It’s a Scandal, It’s an Outrage

userpic=obama-supermanReading the papers over lunch, I’m seeing all sort of scandals and outrage over the behavior of the White House. But are they really scandals? Is the noise and froth directed at the right place? Read on, McDuff…

  • The IRS Scandal. Lots of heat and noise on this one, including calls for firing and jail time. But is the outrage really correct? The scandal really isn’t what you think it is. What happened was this: the tax code permits social welfare groups to hide their donors and get tax deductability (these are 501c(4) organizations; most of the charities you know are 501c(3)) [Clarification: What 501c(4) organizations permit is hiding the source of funds, which can then be used as funds for a third organization, hiding the origin. They can also accept donations, without having to then declare those donations as income (and thus, presumably pay taxes on that income).]. After the Citizens United decision, a number of groups decided to go after 501c(4) status — so many, in fact, that they overwhelmed the capacity of the IRS to ensure they were social welfare and not political groups.  The “scandal” is really an approach the IRS took to try and get a handle on ensuring the law was met, as the bulk of the organizations applying for the status were tea-party-ish. Was that IRS office wrong in doing this? Yes. It should look at all organizations. Should Obama fire people over this? Yes, but he can’t, because he can only fire appointees and none of his appointees have been approved — perhaps Congress should approve the acting person just so they can fire him. Where is the “scandal”? The real scandal here — and the one that is not being reported — is that these quasi-political organization get tax deductability in the first place social welfare organizations can get tax free income, hide the donors, and then use that money for political purposes. How do we advance the goals of doing good for society (for which tax deductability exempting donated income from tax may be reasonable) without permitting influence in the political arena (which is increasingly hard in this day where advocacy on social positions is polarized on political lines)?
  • The Benghazi Scandal. This is something that seems to be a problem solely for the GOP, who want to use it for political purposes to hurt Hilary. I don’t believe there was anything criminal (in the sense of prosecution) here — there were lapses of intelligence and lapses of judgement, but that is part of politics. I don’t think we’ve had a recent President who hasn’t had to deal with intelligence lapses and making bad judgement calls. Do we need to investigate this? Yes, but solely to identify what the process problems were and how to fix them for the future. Anything else is a waste of money.
  • The DOJ Phone Records Scandal. Of all the scandals, perhaps this is the most scandalous. The problem was that the DOJ had a serious leak, but the method they used to investigate the leak simply was inappropriate. Again, this doesn’t look like something the President directed, so there simply needs to be an investigate to figure out who made the bad judgement calls, and to get that person looking for a new job.

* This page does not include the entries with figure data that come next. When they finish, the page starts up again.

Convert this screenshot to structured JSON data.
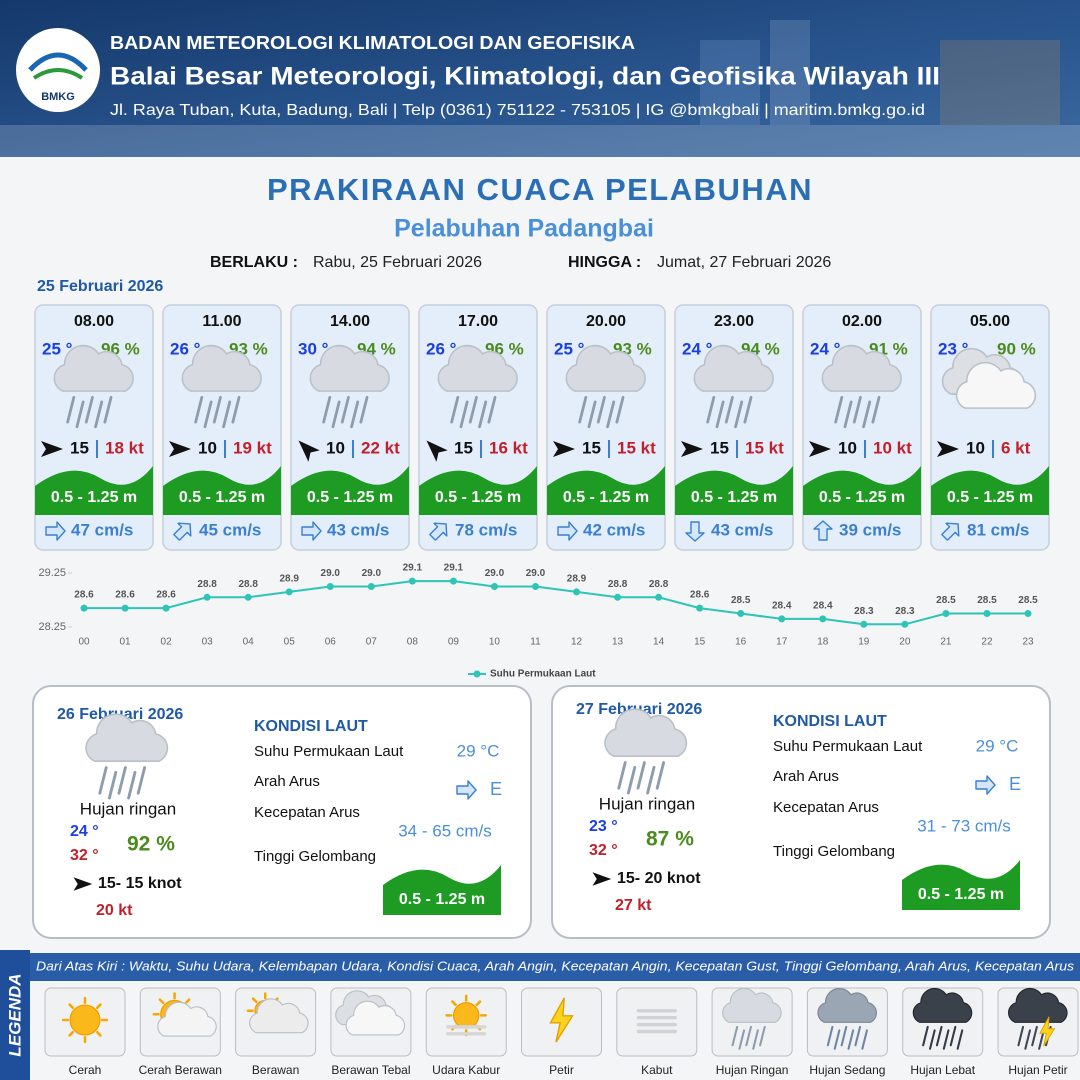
{
  "header": {
    "logo": "BMKG",
    "agency": "BADAN METEOROLOGI KLIMATOLOGI DAN GEOFISIKA",
    "office": "Balai Besar Meteorologi, Klimatologi, dan Geofisika Wilayah III",
    "contact": "Jl. Raya Tuban, Kuta, Badung, Bali | Telp (0361) 751122 - 753105 | IG @bmkgbali | maritim.bmkg.go.id"
  },
  "title": "PRAKIRAAN CUACA PELABUHAN",
  "port": "Pelabuhan Padangbai",
  "validity": {
    "from_label": "BERLAKU :",
    "from": "Rabu, 25 Februari 2026",
    "to_label": "HINGGA :",
    "to": "Jumat, 27 Februari 2026"
  },
  "first_day": "25 Februari 2026",
  "cards": [
    {
      "time": "08.00",
      "temp": "25 °",
      "humidity": "96 %",
      "condition": "Hujan Ringan",
      "wind_dir": "E",
      "wind": "15",
      "gust": "18 kt",
      "wave": "0.5 - 1.25 m",
      "current_dir": "E",
      "current": "47 cm/s"
    },
    {
      "time": "11.00",
      "temp": "26 °",
      "humidity": "93 %",
      "condition": "Hujan Ringan",
      "wind_dir": "E",
      "wind": "10",
      "gust": "19 kt",
      "wave": "0.5 - 1.25 m",
      "current_dir": "NE",
      "current": "45 cm/s"
    },
    {
      "time": "14.00",
      "temp": "30 °",
      "humidity": "94 %",
      "condition": "Hujan Ringan",
      "wind_dir": "NW",
      "wind": "10",
      "gust": "22 kt",
      "wave": "0.5 - 1.25 m",
      "current_dir": "E",
      "current": "43 cm/s"
    },
    {
      "time": "17.00",
      "temp": "26 °",
      "humidity": "96 %",
      "condition": "Hujan Ringan",
      "wind_dir": "NW",
      "wind": "15",
      "gust": "16 kt",
      "wave": "0.5 - 1.25 m",
      "current_dir": "NE",
      "current": "78 cm/s"
    },
    {
      "time": "20.00",
      "temp": "25 °",
      "humidity": "93 %",
      "condition": "Hujan Ringan",
      "wind_dir": "E",
      "wind": "15",
      "gust": "15 kt",
      "wave": "0.5 - 1.25 m",
      "current_dir": "E",
      "current": "42 cm/s"
    },
    {
      "time": "23.00",
      "temp": "24 °",
      "humidity": "94 %",
      "condition": "Hujan Ringan",
      "wind_dir": "E",
      "wind": "15",
      "gust": "15 kt",
      "wave": "0.5 - 1.25 m",
      "current_dir": "S",
      "current": "43 cm/s"
    },
    {
      "time": "02.00",
      "temp": "24 °",
      "humidity": "91 %",
      "condition": "Hujan Ringan",
      "wind_dir": "E",
      "wind": "10",
      "gust": "10 kt",
      "wave": "0.5 - 1.25 m",
      "current_dir": "N",
      "current": "39 cm/s"
    },
    {
      "time": "05.00",
      "temp": "23 °",
      "humidity": "90 %",
      "condition": "Berawan Tebal",
      "wind_dir": "E",
      "wind": "10",
      "gust": "6 kt",
      "wave": "0.5 - 1.25 m",
      "current_dir": "NE",
      "current": "81 cm/s"
    }
  ],
  "chart_data": {
    "type": "line",
    "categories": [
      "00",
      "01",
      "02",
      "03",
      "04",
      "05",
      "06",
      "07",
      "08",
      "09",
      "10",
      "11",
      "12",
      "13",
      "14",
      "15",
      "16",
      "17",
      "18",
      "19",
      "20",
      "21",
      "22",
      "23"
    ],
    "series": [
      {
        "name": "Suhu Permukaan Laut",
        "color": "#2ec4b6",
        "values": [
          28.6,
          28.6,
          28.6,
          28.8,
          28.8,
          28.9,
          29.0,
          29.0,
          29.1,
          29.1,
          29.0,
          29.0,
          28.9,
          28.8,
          28.8,
          28.6,
          28.5,
          28.4,
          28.4,
          28.3,
          28.3,
          28.5,
          28.5,
          28.5
        ],
        "value_labels": [
          "28.6",
          "28.6",
          "28.6",
          "28.8",
          "28.8",
          "28.9",
          "29.0",
          "29.0",
          "29.1",
          "29.1",
          "29.0",
          "29.0",
          "28.9",
          "28.8",
          "28.8",
          "28.6",
          "28.5",
          "28.4",
          "28.4",
          "28.3",
          "28.3",
          "28.5",
          "28.5",
          "28.5"
        ]
      }
    ],
    "ylim": [
      28.25,
      29.25
    ],
    "yticks": [
      28.25,
      29.25
    ]
  },
  "days": [
    {
      "date": "26 Februari 2026",
      "condition": "Hujan ringan",
      "temp_min": "24 °",
      "temp_max": "32 °",
      "humidity": "92 %",
      "wind_dir": "E",
      "wind": "15- 15 knot",
      "gust": "20 kt",
      "sea": {
        "title": "KONDISI LAUT",
        "sst_label": "Suhu Permukaan Laut",
        "sst": "29 °C",
        "current_dir_label": "Arah Arus",
        "current_dir": "E",
        "current_speed_label": "Kecepatan Arus",
        "current_speed": "34 - 65 cm/s",
        "wave_label": "Tinggi Gelombang",
        "wave": "0.5 - 1.25 m"
      }
    },
    {
      "date": "27 Februari 2026",
      "condition": "Hujan ringan",
      "temp_min": "23 °",
      "temp_max": "32 °",
      "humidity": "87 %",
      "wind_dir": "E",
      "wind": "15- 20 knot",
      "gust": "27 kt",
      "sea": {
        "title": "KONDISI LAUT",
        "sst_label": "Suhu Permukaan Laut",
        "sst": "29 °C",
        "current_dir_label": "Arah Arus",
        "current_dir": "E",
        "current_speed_label": "Kecepatan Arus",
        "current_speed": "31 - 73 cm/s",
        "wave_label": "Tinggi Gelombang",
        "wave": "0.5 - 1.25 m"
      }
    }
  ],
  "legend": {
    "title": "LEGENDA",
    "description": "Dari Atas Kiri : Waktu, Suhu Udara, Kelembapan Udara, Kondisi Cuaca, Arah Angin, Kecepatan Angin, Kecepatan Gust, Tinggi Gelombang, Arah Arus, Kecepatan Arus",
    "items": [
      "Cerah",
      "Cerah Berawan",
      "Berawan",
      "Berawan Tebal",
      "Udara Kabur",
      "Petir",
      "Kabut",
      "Hujan Ringan",
      "Hujan Sedang",
      "Hujan Lebat",
      "Hujan Petir"
    ]
  }
}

What’s sad is that all of this “scandal and outrage” (does anyone recall the source of that line) is diverting attention from some significant news: The Federal Deficit is shrinking. This is what people have been pushing for since Obama was elected. Specifically, the federal deficit is shrinking more quickly than expected, and the government’s long-term debt has largely stabilized for the next decade, according to the CBO. The deficit projection for this year — $642 billion — is almost 25% less than the deficit the CBO had forecast as recently as February. At the new level, the annual deficit would be back to where it was before President Obama took office. It would continue to fall for the rest of Obama’s tenure, the budget office now projects. By contrast, the deficit for fiscal year 2012 came in at just over $1 trillion. The federal government’s annual deficit this year amounts to about 7% of the gross domestic product. By 2015, the budget office forecasts, the deficit will fall to just over 2% of GDP, a level that most economists would consider relatively insignificant. At that point, the deficit would begin to climb slowly again, reaching about 3.5% of GDP by the end of the decade.

The articles talk about the deficit, not the debt, so this means the debt is still increasing. Yes, folks, this is where calculus comes into play in real life, for the deficit is (essentially) a measure of the rate of change of the debt (it’s actually the amount of change, but you can easily convert that to a rate). Aren’t you glad you paid attention in Math 31A?


3 Replies to “It’s a Scandal, It’s an Outrage”

  1. the tax code permits social welfare groups to hide their donors and get tax deductability

    This is less clear than I’d like to see propagate. The tax code permits 501(c)(4) groups to accept donations without having to declare them as income. It does not permit the donors to deduct the donations from the donors’ income and thereby reduce the donors’ taxable income.

    However, I think it is the ability to not declare the donors’ names that motivated the growth in 501(c)(4) organizations, because it meant that organizations could hide their backers (and perhaps hide inferences about their true intent). If a famous conservative financially backed a group titled “Save the Whales,” we might reasonably ask, “save them for what? dog food?” instead of just donating to what surely must be a good cause (since we didn’t know the name of the donor).

    Also, there has been a civil RICO case in Oregon which found improper use of funding donated to nonprofits, imposed an injunction, and so far there have been four successful contempt actions against persons or entities violating the injunction.

    1. Thanks for the clarification. I’ll edit the post to add it in, after one more question: What does it mean to “accept donations without having to declare them as income”. In other words, the donor gets the ability to hide their name as a donor. What benefit does this provide to the organization, other than to have hidden donors?

      1. The organizations don’t have to file particular reports, and it’s possible to hide how they use the money they’ve received. For example, a donor might give funds with a direction that the funds be used to support some other cause, that is, given to yet another organization. Because the second organization records the funds as coming from the first organization, not the original donor, there is still no trail of evidence back to the original donor.